乾隆就心烦起来了,这样子还真不是病!是病倒是好了,倒是能养好,跟和婉一样,在蒙古都说不行了,亏得洛宁提议接回来,如今啊,这病好了一大半了,弘昼高兴得好久不闹活出丧了。可要是皇后是中邪可就不好说了,要真是中邪,那就是有人要害皇后,这得查啊!偏还是在小十五满月前,这孩子的脚头真是,哎。乾隆埋怨去小十五的运气来了。
一旁的高无庸看着乾隆提着朱砂笔发呆,就上来两步轻声道:“皇上,奴婢大胆启奏。乾隆对高无庸还是信赖的,看着他有话说,就问:“你要说什么?”
高无庸又凑了上去一点:“奴婢以为,这事得查。咱们别惊动皇后娘娘,只让娘娘静养着,悄悄撒出人去,在宫里各僻静隐□都看过,奴婢以为要是真是中邪,必定有什么物件儿的。”
乾隆看着高无庸,道:“你觉得有人要害皇后?”高无庸扑通一声就跪了:“皇上,皇后娘娘前儿还好好的,这风和日丽的,怎么就风邪入体了呢?奴婢大胆,不能不往那处想。奴婢也不全是担心皇后娘娘,奴婢是担心您啊!要是真有这样的丧尽天良,胆大妄为的东西,皇上,奴婢不能不往坏处想啊!”
乾隆本也有疑心,只是他是煌煌天子,没人举发的话,倒也不好自己就说着阴森诡谲的事,这回见高无庸明着说了,立时就应了,只让高无庸安排可靠人手,只说是除草杀虫,就在紫禁城八千七百零七间殿宇,十八余亩的御花园里搜,不许惊动任何一个宫的主子和奴才。

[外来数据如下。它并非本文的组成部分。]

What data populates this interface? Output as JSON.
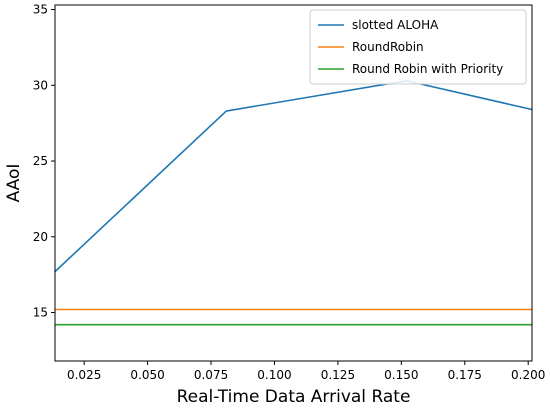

高无庸领了旨,转身就下去安排。乾隆不让旁人知道,钮钴禄氏那里却是要实说的,当天就走了慈宁宫一趟。钮钴禄氏听着,虽不是很信,只是越是位高权重的人越怕死,钮钴禄氏也不例外,母子俩都是一个看法,这回害皇后,转过头就能害他们母子了!
查,一定要仔细查!
乾隆这里查是谁要害皇后。宝月楼那边也出了事。
含香自叫洛宁贬为贵人,在宝月楼禁足,乾隆爷不来打转了,如果不算上对蒙丹的思念的话,含香的心情真可以算是很好的。让她心情更好的事,也悄悄来了。
会宾楼里蒙丹,箫剑,永琪等人已经把计划拟定了,他们决定在十五阿哥满月宴这日动手。
十五阿哥的满月宴会,宫里贵人以上的妃嫔都要列席,还有在京的皇子皇女们,这个时候要是让含香扮成永琪的小太监偷偷混出来,并不是难事。
但是,要让含香配合,一定要让含香信任他们。这就需要蒙丹和小燕子的配合。由蒙丹用回语写一封信,永琪想办法把小燕子带进宫去,然后让小燕子混进宝月楼给含香送信。毕竟永琪作为成年皇子,贸然进一个从前没什么交情的被禁足的年轻妃子宫中,要是叫人看见,捅在乾隆那里,可不大好收场。
小燕子听到这个计划时,激动得脸都红了,也不计较从翰轩棋社出来之后永琪对她的冷淡,能让不疼她了的乾隆生气,能帮上很疼她的令妃娘娘的忙,小燕子兴奋地表示一定要参与。
永琪作为皇子,身边带个随从出入皇宫还是没人会留意的,小燕子虽然在宫里“声名显赫”,但是到底是格格,侍卫们不敢看她的脸,所以小燕子跟着永琪进皇宫也没人留心。她在皇宫里住着的那段时间,到处流窜,魏氏也没说过她,小燕子对于西海在哪里,该怎么走倒是门清。
在进宫前,箫剑吩咐过小燕子不要让永琪在宫里逗留时间太久,以免让人怀疑,小燕子虽然不明白,为什么永琪一个阿哥留在宫里会让人生疑,但是,箫剑是她哥哥,又是她崇拜的人,所以箫剑的说话,小燕子那是不折不扣的执行的,到了西海前,小燕子就对永琪说:“你先回去吧,我自己认识路。”